Avandia has been suspected for years of being a potentially dangerous drug. In 2002, the warning label for Avandia was strengthened. Then, in 2006, GlaxoSmithKline provided the FDA with a meta-analysis of 42 controlled Avandia clinical drug trials suggesting short-term Avandia use may be linked to a 30%-40% greater risk of heart attack and other adverse cardiovascular events compared with other diabetes treatments or no anti-diabetic therapy at all.
In 2007, cardiologist Dr. Steven Nissen published his meta-analyis of the 42 Avandia trials in the New England Journal of Medicine which concluded that Avandia use is associated with a 43% increase in heart attack risk and a 64% increase in the risk of death from cardiovascular causes. In follow up to this study, the FDA issues a safety alert on Avandia.
In June of 2007, GlaxoSmithKline published a study in the New England Journal of Medicine purporting to show that Avandia does not cause heart problems.
However, in July of 2007: A joint FDA drug safety advisory committee while voting against an Avandia, the joint committee voted 22-1 to recommend that information warning of potential for increased risk of heart attacks be added to the drug’s labeling. In November of 2007, The FDA required that GlaxoSmithKline add a “black box” warning for heart attack risks to Avandia label and package insert.
February 2010: A Senate Finance Committee published a report linking Avandia to increased risks of heart attacks and other cardiovascular events. The report is critical of GlaxoSmithKline’s conduct in the sale and marketing of the diabetes drug concluding that Avandia manufacturer GlaxoSmithKline knew of the risks associated with Avandia for years, but worked to conceal risks of the drug from diabetes patients and from the FDA.

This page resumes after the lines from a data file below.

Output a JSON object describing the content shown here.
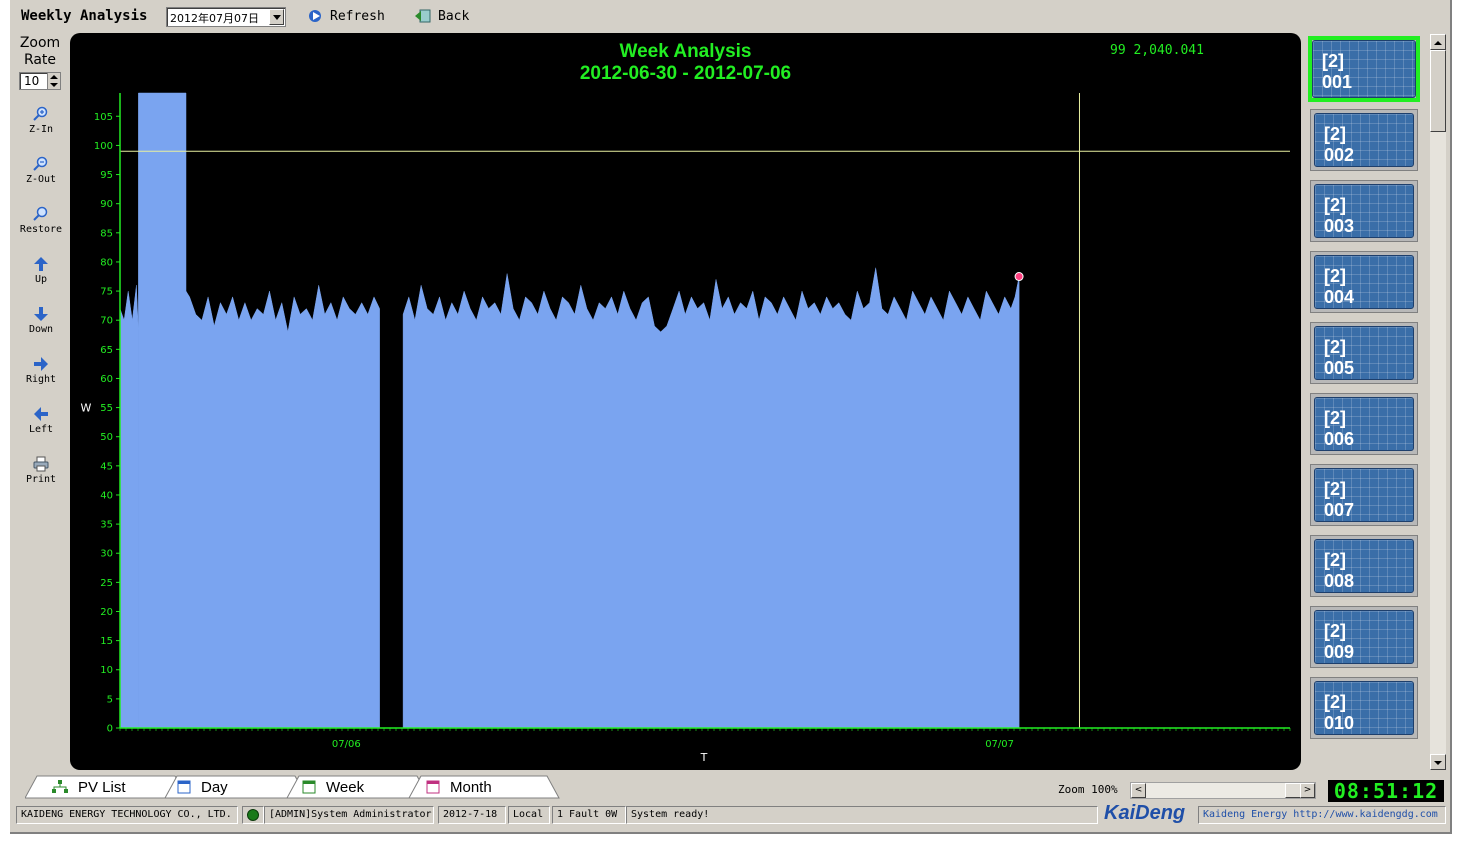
{
  "toolbar": {
    "title": "Weekly Analysis",
    "date_value": "2012年07月07日",
    "refresh_label": "Refresh",
    "back_label": "Back"
  },
  "left_tools": {
    "zoom_rate_label_1": "Zoom",
    "zoom_rate_label_2": "Rate",
    "zoom_rate_value": "10",
    "items": [
      {
        "label": "Z-In",
        "icon": "zoom-in-icon"
      },
      {
        "label": "Z-Out",
        "icon": "zoom-out-icon"
      },
      {
        "label": "Restore",
        "icon": "restore-icon"
      },
      {
        "label": "Up",
        "icon": "arrow-up-icon"
      },
      {
        "label": "Down",
        "icon": "arrow-down-icon"
      },
      {
        "label": "Right",
        "icon": "arrow-right-icon"
      },
      {
        "label": "Left",
        "icon": "arrow-left-icon"
      },
      {
        "label": "Print",
        "icon": "printer-icon"
      }
    ]
  },
  "chart_data": {
    "type": "area",
    "title": "Week Analysis",
    "subtitle": "2012-06-30 - 2012-07-06",
    "readout": "99 2,040.041",
    "xlabel": "T",
    "ylabel": "W",
    "ylim": [
      0,
      109
    ],
    "yticks": [
      0,
      5,
      10,
      15,
      20,
      25,
      30,
      35,
      40,
      45,
      50,
      55,
      60,
      65,
      70,
      75,
      80,
      85,
      90,
      95,
      100,
      105
    ],
    "xlim": [
      0,
      1
    ],
    "x_ticks": [
      {
        "x": 0.221,
        "label": "07/06"
      },
      {
        "x": 0.859,
        "label": "07/07"
      }
    ],
    "reference_y": 99,
    "cursor_x": 0.937,
    "end_marker": {
      "x": 0.878,
      "y": 77.5
    },
    "colors": {
      "fill": "#7aa4f0",
      "axis": "#22ee22",
      "reference": "#e8f0a0",
      "marker": "#ff4080"
    },
    "segments": [
      {
        "x": [
          0.0,
          0.004,
          0.008,
          0.012,
          0.016,
          0.018
        ],
        "y": [
          72,
          70,
          75,
          70,
          76,
          68
        ]
      },
      {
        "x": [
          0.018,
          0.0185,
          0.064,
          0.0645
        ],
        "y": [
          109,
          109,
          109,
          109
        ]
      },
      {
        "x": [
          0.0645,
          0.068,
          0.074,
          0.08,
          0.086,
          0.092,
          0.098,
          0.104,
          0.11,
          0.116,
          0.122,
          0.128,
          0.134,
          0.14,
          0.146,
          0.152,
          0.158,
          0.164,
          0.17,
          0.176,
          0.182,
          0.188,
          0.194,
          0.2,
          0.206,
          0.212,
          0.218,
          0.224,
          0.23,
          0.236,
          0.242,
          0.248,
          0.2535
        ],
        "y": [
          75,
          74,
          71,
          70,
          74,
          69,
          73,
          71,
          74,
          70,
          73,
          70,
          72,
          71,
          75,
          70,
          73,
          68,
          74,
          71,
          72,
          70,
          76,
          71,
          73,
          70,
          74,
          72,
          71,
          73,
          71,
          74,
          72
        ]
      },
      {
        "x": [
          0.2535,
          0.2545,
          0.2755,
          0.2765
        ],
        "y": [
          0,
          0,
          0,
          0
        ]
      },
      {
        "x": [
          0.2765,
          0.282,
          0.288,
          0.294,
          0.3,
          0.306,
          0.312,
          0.318,
          0.324,
          0.33,
          0.336,
          0.342,
          0.348,
          0.354,
          0.36,
          0.366,
          0.372,
          0.378,
          0.384,
          0.39,
          0.396,
          0.402,
          0.408,
          0.414,
          0.42,
          0.426,
          0.432,
          0.438,
          0.444,
          0.45,
          0.456,
          0.462,
          0.468,
          0.474,
          0.48,
          0.486,
          0.492,
          0.498,
          0.504,
          0.51,
          0.516,
          0.522,
          0.528,
          0.534,
          0.54,
          0.546,
          0.552,
          0.558,
          0.564,
          0.57,
          0.576,
          0.582,
          0.588,
          0.594,
          0.6,
          0.606,
          0.612,
          0.618,
          0.624,
          0.63,
          0.636,
          0.642,
          0.648,
          0.654,
          0.66,
          0.666,
          0.672,
          0.678,
          0.684,
          0.69,
          0.696,
          0.702,
          0.708,
          0.714,
          0.72,
          0.726,
          0.732,
          0.738,
          0.744,
          0.75,
          0.756,
          0.762,
          0.768,
          0.774,
          0.78,
          0.786,
          0.792,
          0.798,
          0.804,
          0.81,
          0.816,
          0.822,
          0.828,
          0.834,
          0.84,
          0.846,
          0.852,
          0.858,
          0.864,
          0.87,
          0.874,
          0.878
        ],
        "y": [
          71,
          74,
          70,
          76,
          72,
          71,
          74,
          70,
          73,
          71,
          75,
          72,
          70,
          74,
          72,
          73,
          71,
          78,
          72,
          70,
          74,
          73,
          71,
          75,
          72,
          70,
          74,
          73,
          71,
          76,
          72,
          70,
          73,
          72,
          74,
          71,
          75,
          72,
          70,
          73,
          74,
          69,
          68,
          69,
          72,
          75,
          71,
          74,
          72,
          73,
          70,
          77,
          72,
          74,
          71,
          73,
          72,
          75,
          70,
          74,
          73,
          71,
          74,
          72,
          70,
          75,
          72,
          73,
          71,
          74,
          72,
          73,
          71,
          70,
          75,
          72,
          73,
          79,
          72,
          71,
          74,
          72,
          70,
          75,
          73,
          71,
          74,
          72,
          70,
          75,
          73,
          71,
          74,
          72,
          70,
          75,
          73,
          71,
          74,
          72,
          74,
          77.5
        ]
      }
    ]
  },
  "devices": {
    "items": [
      {
        "line1": "[2]",
        "line2": "001",
        "selected": true
      },
      {
        "line1": "[2]",
        "line2": "002",
        "selected": false
      },
      {
        "line1": "[2]",
        "line2": "003",
        "selected": false
      },
      {
        "line1": "[2]",
        "line2": "004",
        "selected": false
      },
      {
        "line1": "[2]",
        "line2": "005",
        "selected": false
      },
      {
        "line1": "[2]",
        "line2": "006",
        "selected": false
      },
      {
        "line1": "[2]",
        "line2": "007",
        "selected": false
      },
      {
        "line1": "[2]",
        "line2": "008",
        "selected": false
      },
      {
        "line1": "[2]",
        "line2": "009",
        "selected": false
      },
      {
        "line1": "[2]",
        "line2": "010",
        "selected": false
      }
    ]
  },
  "tabs": [
    {
      "label": "PV List",
      "icon": "network-icon"
    },
    {
      "label": "Day",
      "icon": "calendar-day-icon"
    },
    {
      "label": "Week",
      "icon": "calendar-week-icon"
    },
    {
      "label": "Month",
      "icon": "calendar-month-icon"
    }
  ],
  "zoom": {
    "label": "Zoom 100%"
  },
  "clock": "08:51:12",
  "status": {
    "company": "KAIDENG ENERGY TECHNOLOGY CO., LTD.",
    "user": "[ADMIN]System Administrator",
    "date": "2012-7-18",
    "mode": "Local",
    "fault": "1 Fault  0W",
    "message": "System ready!",
    "brand": "KaiDeng",
    "website": "Kaideng Energy http://www.kaidengdg.com"
  }
}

In May of 2010, two more studies were published finding an association between the use of Avandia and an increased risks of heart attack and other cardiovascular problems. In July of 2010, the FDA joint drug safety advisory committee met and considered the risks and benefits of Avandia. The committee voted against recommending an Avandia, but instead chose to advise the FDA to add additional safety warnings to the Avandia label and to impose new restrictions on its use. On September 23, 2010: The FDA announced new restrictions on the prescription of Avandia to patients with Type 2 diabetes who cannot control their diabetes on other medications.